Or une polémique vient gâcher la fête depuis la mi-octobre. Le philosophe et directeur de recherches au CNRS Pierre-André Taguieff s’est indigné à son tour, reprochant à Stéphane Hessel son hostilité envers Israël, et notamment son soutien à la campagne en faveur du boycott des produits israéliens provenant des territoires occupés. Deux pages sont incriminées par ce spécialiste du nouvel antisémitisme. Notamment celles où Stéphane Hessel se range à l’avis du juge sud-africain Goldstone, confirmant son « indignation à propos de la Palestine », et de la guerre de Gaza de 2009. Selon le rapport Goldstone, Israël comme le Hamas peuvent être accusés de crimes de guerre. Position de Stéphane Hessel : « Je partage les conclusions du juge sud-africain. Que des Juifs puissent perpétrer eux-mêmes des crimes de guerre, c’est insupportable. Hélas, l’histoire donne peu d’exemples de peuples qui tirent les leçons de leur propre histoire." Aux yeux de Pierre-André Taguieff, l’analyse de Stéphane Hessel relève de ce nouvel antisémitisme qu’il théorise, à savoir la nazification contemporaine du juif, faisant coïncider la victime d’hier au bourreau d’aujourd’hui.

Paraphrasant un texte de Voltaire il a écrit sur sa page Face Book : «  un soir au fond du Sahel, 

un serpent piqua le vieil Hessel, 
que croyez-vous qu’il arriva, 
ce fut le serpent qui creva.
 » 

Sur la même page, une remarque d’un ami du chercheur, inscrit sur le "mur" – et enlevée depuis – a retenu l’attention et provoqué notamment l’ire du MRAP (Mouvement contre le racisme et l’amitié entre les peuples).

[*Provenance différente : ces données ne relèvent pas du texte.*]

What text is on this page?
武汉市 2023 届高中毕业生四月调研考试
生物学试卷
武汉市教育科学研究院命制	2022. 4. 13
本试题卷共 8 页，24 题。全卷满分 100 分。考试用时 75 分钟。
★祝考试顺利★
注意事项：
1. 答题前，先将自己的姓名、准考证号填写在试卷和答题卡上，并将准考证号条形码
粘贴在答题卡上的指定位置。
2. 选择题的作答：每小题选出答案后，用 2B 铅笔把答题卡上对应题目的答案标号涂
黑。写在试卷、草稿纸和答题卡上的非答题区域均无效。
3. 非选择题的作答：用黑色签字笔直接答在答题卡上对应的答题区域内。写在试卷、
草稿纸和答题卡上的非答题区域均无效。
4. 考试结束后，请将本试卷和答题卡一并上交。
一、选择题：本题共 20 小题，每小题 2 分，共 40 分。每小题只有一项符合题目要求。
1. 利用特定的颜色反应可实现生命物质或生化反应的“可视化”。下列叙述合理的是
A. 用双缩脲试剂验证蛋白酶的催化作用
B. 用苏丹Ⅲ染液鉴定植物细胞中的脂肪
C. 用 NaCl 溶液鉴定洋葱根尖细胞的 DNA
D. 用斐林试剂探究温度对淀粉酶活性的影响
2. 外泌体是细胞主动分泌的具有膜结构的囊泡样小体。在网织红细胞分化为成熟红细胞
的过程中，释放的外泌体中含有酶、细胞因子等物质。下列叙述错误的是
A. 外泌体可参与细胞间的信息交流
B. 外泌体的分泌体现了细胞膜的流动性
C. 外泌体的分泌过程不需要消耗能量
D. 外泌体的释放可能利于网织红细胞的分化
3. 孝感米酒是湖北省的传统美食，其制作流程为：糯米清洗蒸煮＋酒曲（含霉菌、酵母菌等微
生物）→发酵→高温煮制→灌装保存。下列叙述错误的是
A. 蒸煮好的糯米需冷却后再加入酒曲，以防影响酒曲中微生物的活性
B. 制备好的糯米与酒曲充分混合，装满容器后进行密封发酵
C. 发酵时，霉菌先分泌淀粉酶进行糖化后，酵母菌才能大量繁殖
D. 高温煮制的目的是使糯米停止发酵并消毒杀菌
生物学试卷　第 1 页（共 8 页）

«  Quand un serpent venimeux est doté de bonne conscience, comme le nommé Hessel, il est compréhensible qu’on ait envie de lui écraser la tête.  »

Une autre phrase est venue la remplacer : « Il aurait certainement pu finir sa vie d’une façon plus digne sans appeler à la haine contre Israël joignant sa voix à celle des pires antijuifs.  »

La première remarque qui se voulait irrésistible dans sa paraphrase d’un texte de Voltaire a créé un malaise certain autour d’un homme soudainement assimilé à un délinquant d’opinion ; la seconde éclaire sur la dureté particulière des procès pro ou antisioniste en France.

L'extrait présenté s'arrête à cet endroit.